You are viewing a plain text version of this content. The canonical link for it is here.
Posted to commits@parquet.apache.org by ga...@apache.org on 2019/03/05 13:26:52 UTC

[parquet-format] branch master updated: PARQUET-1539: Clarify CRC checksum in page header (#126)

This is an automated email from the ASF dual-hosted git repository.

gabor pushed a commit to branch master
in repository https://gitbox.apache.org/repos/asf/parquet-format.git


The following commit(s) were added to refs/heads/master by this push:
     new db23fe3  PARQUET-1539: Clarify CRC checksum in page header (#126)
db23fe3 is described below

commit db23fe3b7a141ee6b0903af089cbc2bc22a43f97
Author: Boudewijn Braams <36...@users.noreply.github.com>
AuthorDate: Tue Mar 5 14:26:48 2019 +0100

    PARQUET-1539: Clarify CRC checksum in page header (#126)
---
 README.md                      |  4 +++-
 src/main/thrift/parquet.thrift | 25 +++++++++++++++++++++++--
 2 files changed, 26 insertions(+), 3 deletions(-)
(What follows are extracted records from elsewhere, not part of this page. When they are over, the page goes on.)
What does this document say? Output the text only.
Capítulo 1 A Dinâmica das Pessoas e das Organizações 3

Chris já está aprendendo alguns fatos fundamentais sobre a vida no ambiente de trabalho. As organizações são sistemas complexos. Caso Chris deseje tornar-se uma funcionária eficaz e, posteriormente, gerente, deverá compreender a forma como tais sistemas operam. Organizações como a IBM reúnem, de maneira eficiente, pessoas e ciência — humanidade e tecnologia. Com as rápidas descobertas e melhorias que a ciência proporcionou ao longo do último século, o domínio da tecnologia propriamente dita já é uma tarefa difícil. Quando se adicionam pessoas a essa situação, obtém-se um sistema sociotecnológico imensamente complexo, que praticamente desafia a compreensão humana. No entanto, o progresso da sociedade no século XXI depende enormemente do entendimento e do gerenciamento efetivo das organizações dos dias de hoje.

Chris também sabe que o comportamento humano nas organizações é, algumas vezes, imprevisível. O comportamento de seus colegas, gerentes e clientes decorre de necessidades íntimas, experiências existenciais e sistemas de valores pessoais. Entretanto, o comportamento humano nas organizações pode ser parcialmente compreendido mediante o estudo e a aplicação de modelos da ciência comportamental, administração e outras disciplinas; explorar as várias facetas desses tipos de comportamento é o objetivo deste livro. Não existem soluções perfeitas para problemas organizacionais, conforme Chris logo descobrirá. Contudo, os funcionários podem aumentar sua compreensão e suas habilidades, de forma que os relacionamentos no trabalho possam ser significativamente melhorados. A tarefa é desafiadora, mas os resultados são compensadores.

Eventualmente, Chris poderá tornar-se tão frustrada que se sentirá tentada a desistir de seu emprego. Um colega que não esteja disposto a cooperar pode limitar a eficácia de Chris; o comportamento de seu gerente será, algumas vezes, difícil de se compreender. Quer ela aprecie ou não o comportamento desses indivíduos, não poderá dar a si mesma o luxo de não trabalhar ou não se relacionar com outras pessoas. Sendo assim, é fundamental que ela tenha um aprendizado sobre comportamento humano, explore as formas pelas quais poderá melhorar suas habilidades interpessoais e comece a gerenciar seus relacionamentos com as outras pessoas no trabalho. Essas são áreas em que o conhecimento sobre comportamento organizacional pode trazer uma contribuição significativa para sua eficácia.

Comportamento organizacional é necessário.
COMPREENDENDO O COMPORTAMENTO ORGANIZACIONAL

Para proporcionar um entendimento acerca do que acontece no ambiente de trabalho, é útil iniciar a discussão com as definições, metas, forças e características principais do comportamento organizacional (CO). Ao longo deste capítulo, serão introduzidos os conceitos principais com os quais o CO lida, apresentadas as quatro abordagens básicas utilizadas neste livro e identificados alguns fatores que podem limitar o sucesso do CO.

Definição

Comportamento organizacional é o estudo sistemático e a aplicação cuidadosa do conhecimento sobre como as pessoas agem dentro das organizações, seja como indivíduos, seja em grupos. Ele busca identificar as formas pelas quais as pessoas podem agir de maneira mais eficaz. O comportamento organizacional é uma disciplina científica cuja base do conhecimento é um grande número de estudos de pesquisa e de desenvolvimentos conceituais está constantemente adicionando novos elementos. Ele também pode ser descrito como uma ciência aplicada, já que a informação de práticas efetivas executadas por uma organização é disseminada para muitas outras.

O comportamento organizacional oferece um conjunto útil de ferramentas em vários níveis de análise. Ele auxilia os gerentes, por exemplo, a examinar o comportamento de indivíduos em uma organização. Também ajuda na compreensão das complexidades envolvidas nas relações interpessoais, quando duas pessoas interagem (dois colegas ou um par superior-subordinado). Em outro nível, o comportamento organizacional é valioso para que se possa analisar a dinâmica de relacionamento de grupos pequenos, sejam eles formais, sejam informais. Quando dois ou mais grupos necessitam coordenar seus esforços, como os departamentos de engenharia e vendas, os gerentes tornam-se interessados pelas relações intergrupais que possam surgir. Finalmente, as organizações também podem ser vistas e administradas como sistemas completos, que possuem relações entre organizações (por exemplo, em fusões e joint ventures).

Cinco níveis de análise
diff --git a/README.md b/README.md
index c759be9..01193ae 100644
--- a/README.md
+++ b/README.md
@@ -195,7 +195,9 @@ the reasoning behind adding these to the format.
 
 ## Checksumming
 Data pages can be individually checksummed.  This allows disabling of checksums at the
-HDFS file level, to better support single row lookups.
+HDFS file level, to better support single row lookups. Data page checksums are calculated
+using the standard CRC32 algorithm on the compressed data of a page (not including the
+page header itself).
 
 ## Error recovery
 If the file metadata is corrupt, the file is lost.  If the column metadata is corrupt,
diff --git a/src/main/thrift/parquet.thrift b/src/main/thrift/parquet.thrift
index 7a29b80..4272cc3 100644
--- a/src/main/thrift/parquet.thrift
+++ b/src/main/thrift/parquet.thrift
@@ -604,8 +604,29 @@ struct PageHeader {
   /** Compressed page size in bytes (not including this header) **/
   3: required i32 compressed_page_size
 
-  /** 32bit crc for the data below. This allows for disabling checksumming in HDFS
-   *  if only a few pages needs to be read
+  /** The 32bit CRC for the page, to be be calculated as follows:
+   * - Using the standard CRC32 algorithm
+   * - On the data only, i.e. this header should not be included. 'Data'
+   *   hereby refers to the concatenation of the repetition levels, the
+   *   definition levels and the column value, in this exact order.
+   * - On the encoded versions of the repetition levels, definition levels and
+   *   column values
+   * - On the compressed versions of the repetition levels, definition levels
+   *   and column values where possible;
+   *   - For v1 data pages, the repetition levels, definition levels and column
+   *     values are always compressed together. If a compression scheme is
+   *     specified, the CRC shall be calculated on the compressed version of
+   *     this concatenation. If no compression scheme is specified, the CRC
+   *     shall be calculated on the uncompressed version of this concatenation.
+   *   - For v2 data pages, the repetition levels and definition levels are
+   *     handled separately from the data and are never compressed (only
+   *     encoded). If a compression scheme is specified, the CRC shall be
+   *     calculated on the concatenation of the uncompressed repetition levels,
+   *     uncompressed definition levels and the compressed column values.
+   *     If no compression scheme is specified, the CRC shall be calculated on
+   *     the uncompressed concatenation.
+   * If enabled, this allows for disabling checksumming in HDFS if only a few
+   * pages need to be read.
    **/
   4: optional i32 crc